Extension MIME Type Method
.pdf application/pdf pdfplumber + PyPDF2 fallback
.png image/png pytesseract OCR
.jpg, .jpeg image/jpeg pytesseract OCR
.gif image/gif pytesseract OCR
.webp image/webp pytesseract OCR
.bmp image/bmp pytesseract OCR
.tiff, .tif image/tiff pytesseract OCR
.txt text/plain Direct read
.csv text/csv Direct read
.log text/plain Direct read
.md text/markdown Direct read

VLM Preparation

prepare_for_vlm() converts any image source into a base64 data URL suitable for pydantic-ai's ImageUrl type.

# Local file
url = await FileProcessor.prepare_for_vlm("/path/to/image.jpg")
# "data:image/jpeg;base64,/9j/4AAQ..."

# HTTP URL (fetches and converts)
url = await FileProcessor.prepare_for_vlm("https://example.com/photo.png")
# "data:image/png;base64,iVBOR..."

# Data URL (passthrough)
url = await FileProcessor.prepare_for_vlm("data:image/png;base64,iVBOR...")
# "data:image/png;base64,iVBOR..."  (returned as-is)

This is what BaseAgent._process_image() calls internally when you pass image_paths to run_query().

Batch File Processing

For processing multiple uploaded files (e.g., from an HTTP API):

# Single file (base64-encoded)
result = FileProcessor.process_attachment(
    filename="invoice.pdf",
    content_base64="JVBERi0xLjQK...",
    mime_type="application/pdf",
)
# {"content": "extracted text...", "file_path": "/tmp/invoice.pdf"}

# Multiple files
files = [
    {"name": "invoice.pdf", "content": "JVBERi0xLjQK...", "mime_type": "application/pdf"},
    {"name": "receipt.png", "content": "iVBORw0K...", "mime_type": "image/png"},
]
results = FileProcessor.process_files(files)
# {"invoice.pdf": {"content": "...", "file_path": "..."}, "receipt.png": {...}}

process_attachment(filename, content_base64, mime_type)

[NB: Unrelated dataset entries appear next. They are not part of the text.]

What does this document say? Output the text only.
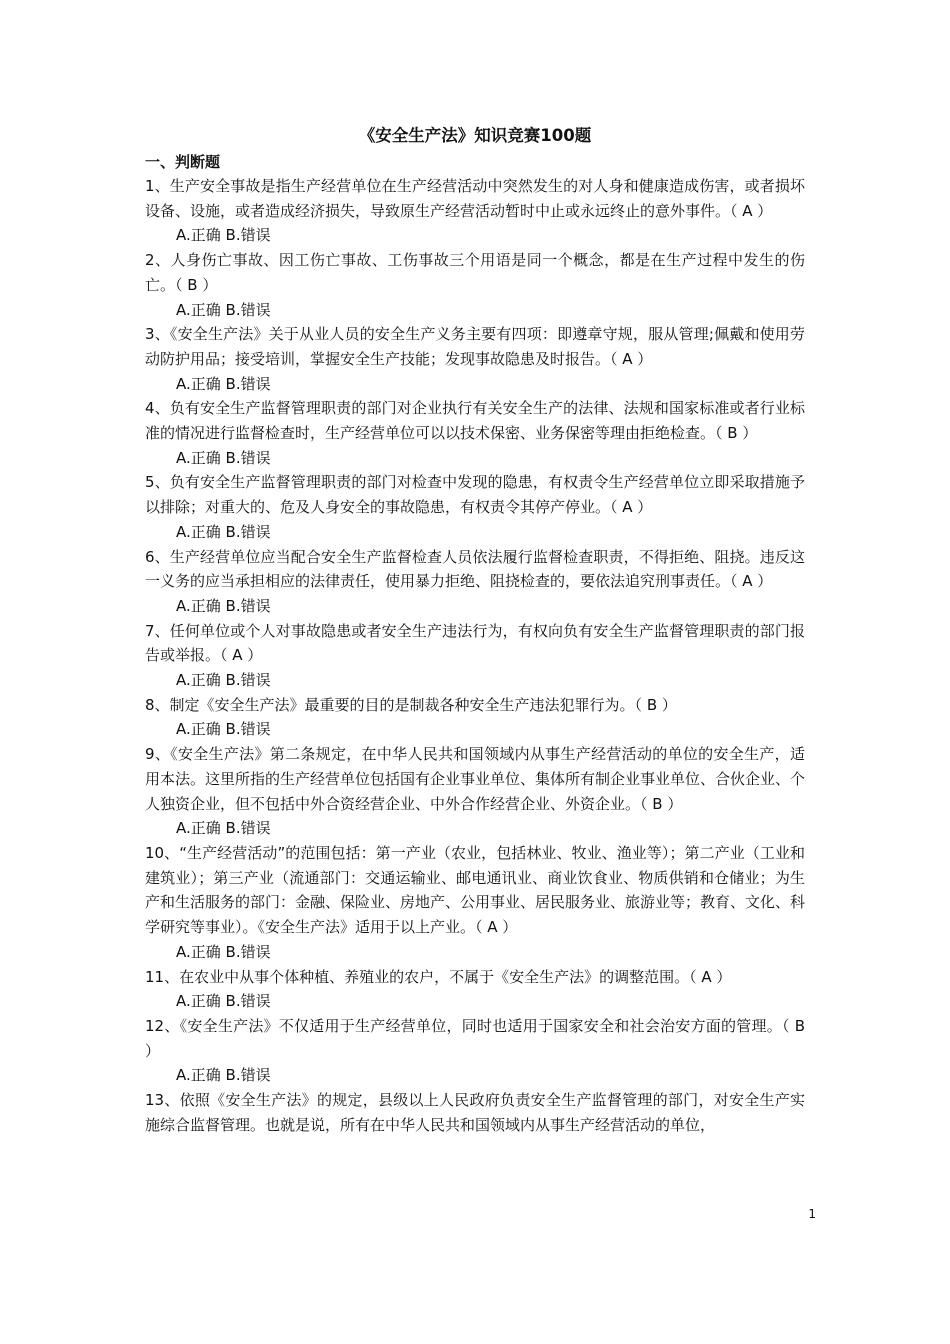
《安全生产法》知识竞赛100题
一、判断题
1、生产安全事故是指生产经营单位在生产经营活动中突然发生的对人身和健康造成伤害，或者损坏设备、设施，或者造成经济损失，导致原生产经营活动暂时中止或永远终止的意外事件。（ A ）
A.正确 B.错误
2、人身伤亡事故、因工伤亡事故、工伤事故三个用语是同一个概念，都是在生产过程中发生的伤亡。（ B ）
A.正确 B.错误
3、《安全生产法》关于从业人员的安全生产义务主要有四项：即遵章守规，服从管理;佩戴和使用劳动防护用品；接受培训，掌握安全生产技能；发现事故隐患及时报告。（ A ）
A.正确 B.错误
4、负有安全生产监督管理职责的部门对企业执行有关安全生产的法律、法规和国家标准或者行业标准的情况进行监督检查时，生产经营单位可以以技术保密、业务保密等理由拒绝检查。（ B ）
A.正确 B.错误
5、负有安全生产监督管理职责的部门对检查中发现的隐患，有权责令生产经营单位立即采取措施予以排除；对重大的、危及人身安全的事故隐患，有权责令其停产停业。（ A ）
A.正确 B.错误
6、生产经营单位应当配合安全生产监督检查人员依法履行监督检查职责，不得拒绝、阻挠。违反这一义务的应当承担相应的法律责任，使用暴力拒绝、阻挠检查的，要依法追究刑事责任。（ A ）
A.正确 B.错误
7、任何单位或个人对事故隐患或者安全生产违法行为，有权向负有安全生产监督管理职责的部门报告或举报。（ A ）
A.正确 B.错误
8、制定《安全生产法》最重要的目的是制裁各种安全生产违法犯罪行为。（ B ）
A.正确 B.错误
9、《安全生产法》第二条规定，在中华人民共和国领域内从事生产经营活动的单位的安全生产，适用本法。这里所指的生产经营单位包括国有企业事业单位、集体所有制企业事业单位、合伙企业、个人独资企业，但不包括中外合资经营企业、中外合作经营企业、外资企业。（ B ）
A.正确 B.错误
10、“生产经营活动”的范围包括：第一产业（农业，包括林业、牧业、渔业等）；第二产业（工业和建筑业）；第三产业（流通部门：交通运输业、邮电通讯业、商业饮食业、物质供销和仓储业；为生产和生活服务的部门：金融、保险业、房地产、公用事业、居民服务业、旅游业等；教育、文化、科学研究等事业）。《安全生产法》适用于以上产业。（ A ）
A.正确 B.错误
11、在农业中从事个体种植、养殖业的农户，不属于《安全生产法》的调整范围。（ A ）
A.正确 B.错误
12、《安全生产法》不仅适用于生产经营单位，同时也适用于国家安全和社会治安方面的管理。（ B ）
A.正确 B.错误
13、依照《安全生产法》的规定，县级以上人民政府负责安全生产监督管理的部门，对安全生产实施综合监督管理。也就是说，所有在中华人民共和国领域内从事生产经营活动的单位，
1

Parameter Type Description
filename str Original filename
content_base64 str Base64-encoded file content
mime_type str MIME type of the file

Decodes the base64 content, saves to a temp file, extracts text, and returns {"content": str, "file_path": str}.

process_files(files)

Parameter Type Description
files list[dict] List of {"name", "content", "mime_type"} dicts

Returns dict[filename, {"content", "file_path"}].

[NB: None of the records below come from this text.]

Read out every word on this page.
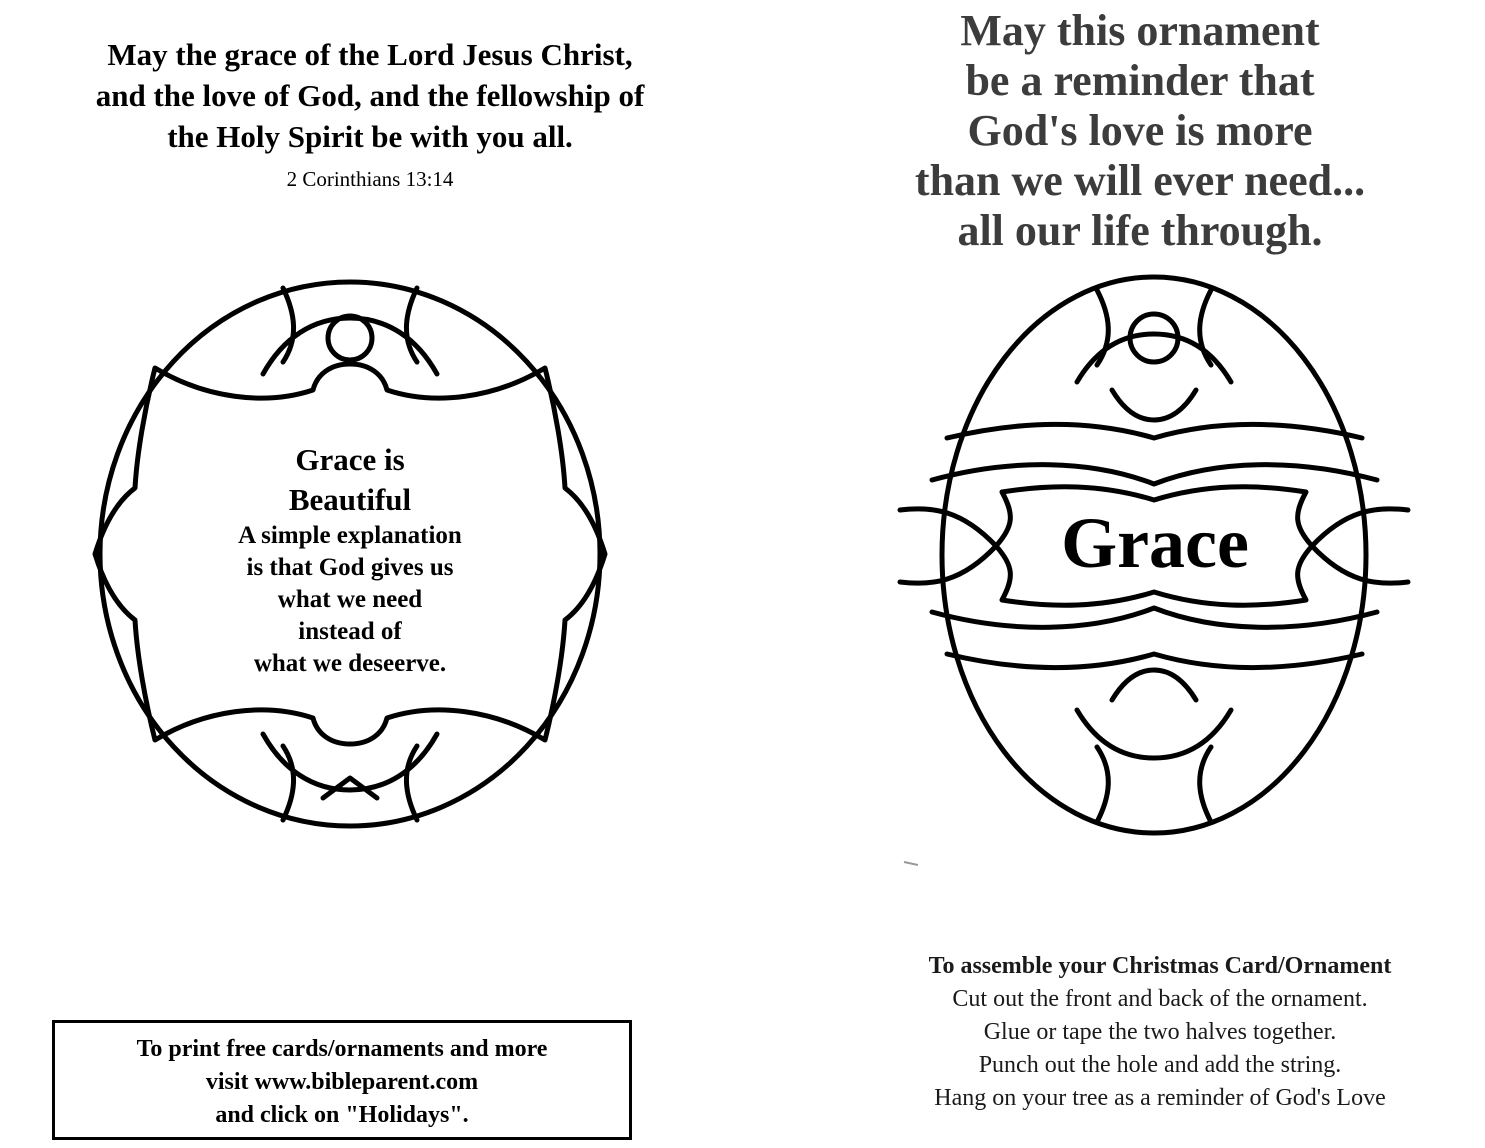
May the grace of the Lord Jesus Christ,
and the love of God, and the fellowship of
the Holy Spirit be with you all.
2 Corinthians 13:14
Grace is
Beautiful
A simple explanation
is that God gives us
what we need
instead of
what we deseerve.
To print free cards/ornaments and more
visit www.bibleparent.com
and click on "Holidays".
May this ornament
be a reminder that
God's love is more
than we will ever need...
all our life through.
Grace
To assemble your Christmas Card/Ornament
Cut out the front and back of the ornament.
Glue or tape the two halves together.
Punch out the hole and add the string.
Hang on your tree as a reminder of God's Love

Integration with BaseAgent

BaseAgent._process_image() delegates to FileProcessor.prepare_for_vlm(). When you call:

result = await agent.run_query("What's in this image?", image_paths=["/path/to/img.jpg"])

Internally:

  1. Each path in image_paths is passed to FileProcessor.prepare_for_vlm().
  2. The resulting data URLs are wrapped in ImageUrl objects.
  3. These are included in the message content sent to the LLM.

Real-World Example: ai-accounting-agent

The HTTP server processes file attachments before sending them to the agent:

from machine_core import FileProcessor

@app.post("/solve")
async def solve(request: SolveRequest):
    # Process uploaded files
    file_contents = {}
    if request.files:
        file_contents = FileProcessor.process_files(request.files)

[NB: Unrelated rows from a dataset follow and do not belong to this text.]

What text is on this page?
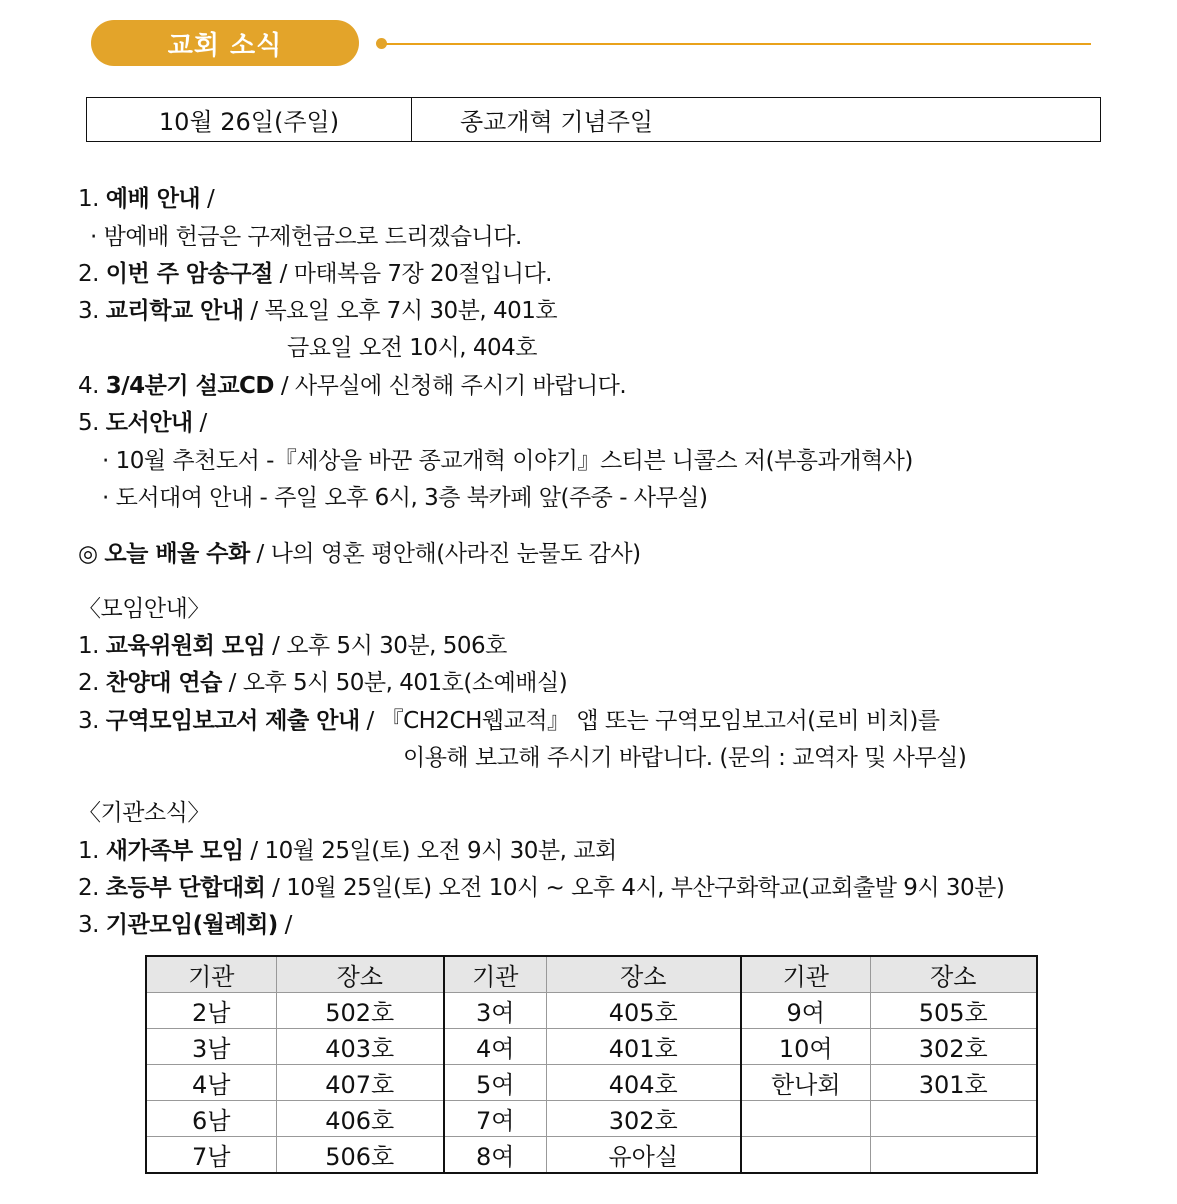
교회 소식
10월 26일(주일)	종교개혁 기념주일
1. 예배 안내 /
· 밤예배 헌금은 구제헌금으로 드리겠습니다.
2. 이번 주 암송구절 / 마태복음 7장 20절입니다.
3. 교리학교 안내 / 목요일 오후 7시 30분, 401호
금요일 오전 10시, 404호
4. 3/4분기 설교CD / 사무실에 신청해 주시기 바랍니다.
5. 도서안내 /
· 10월 추천도서 -『세상을 바꾼 종교개혁 이야기』스티븐 니콜스 저(부흥과개혁사)
· 도서대여 안내 - 주일 오후 6시, 3층 북카페 앞(주중 - 사무실)
◎ 오늘 배울 수화 / 나의 영혼 평안해(사라진 눈물도 감사)
〈모임안내〉
1. 교육위원회 모임 / 오후 5시 30분, 506호
2. 찬양대 연습 / 오후 5시 50분, 401호(소예배실)
3. 구역모임보고서 제출 안내 / 『CH2CH웹교적』 앱 또는 구역모임보고서(로비 비치)를
이용해 보고해 주시기 바랍니다. (문의 : 교역자 및 사무실)
〈기관소식〉
1. 새가족부 모임 / 10월 25일(토) 오전 9시 30분, 교회
2. 초등부 단합대회 / 10월 25일(토) 오전 10시 ~ 오후 4시, 부산구화학교(교회출발 9시 30분)
3. 기관모임(월례회) /
기관	장소	기관	장소	기관	장소
2남	502호	3여	405호	9여	505호
3남	403호	4여	401호	10여	302호
4남	407호	5여	404호	한나회	301호
6남	406호	7여	302호		
7남	506호	8여	유아실		
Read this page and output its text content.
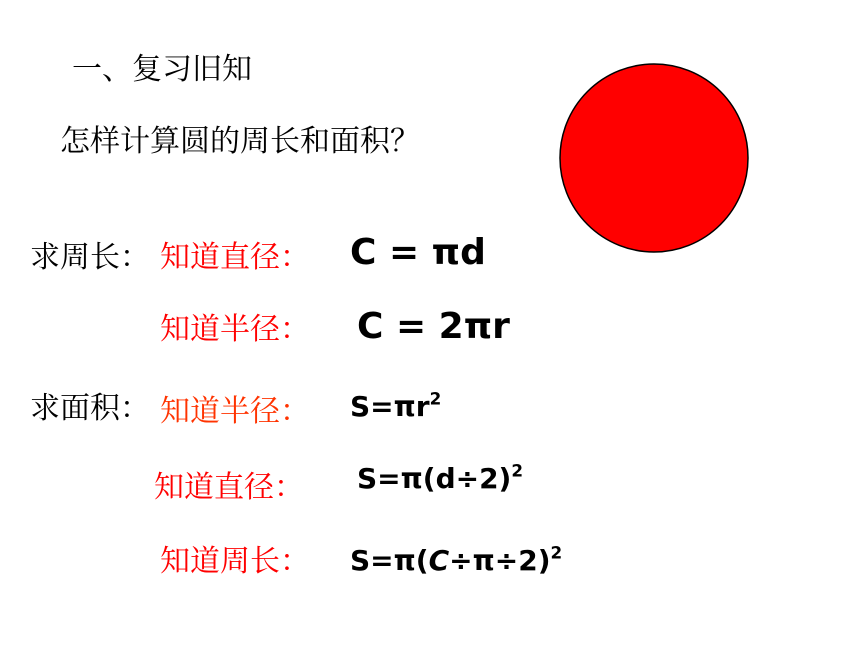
一、复习旧知
怎样计算圆的周长和面积？
求周长： 知道直径： C = πd
知道半径： C = 2πr
求面积： 知道半径： $S=\pi r^2$
知道直径： $S=\pi(d\div 2)^2$
知道周长： $S=\pi(C\div\pi\div 2)^2$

    # Include file text in the prompt
    file_context = ""
    for fname, data in file_contents.items():
        file_context += f"\n--- {fname} ---\n{data['content']}\n"

    prompt = f"{request.prompt}\n\nAttached files:{file_context}"
    response = await coordinator.handle(prompt)
    return {"answer": response}

Utility Functions

decode_base64_file(content_base64) -> bytes

Decodes a base64 string to bytes. Handles both standard and URL-safe base64.

save_file(filename, file_bytes, temp_dir="/tmp") -> str

Saves bytes to a temporary file and returns the file path.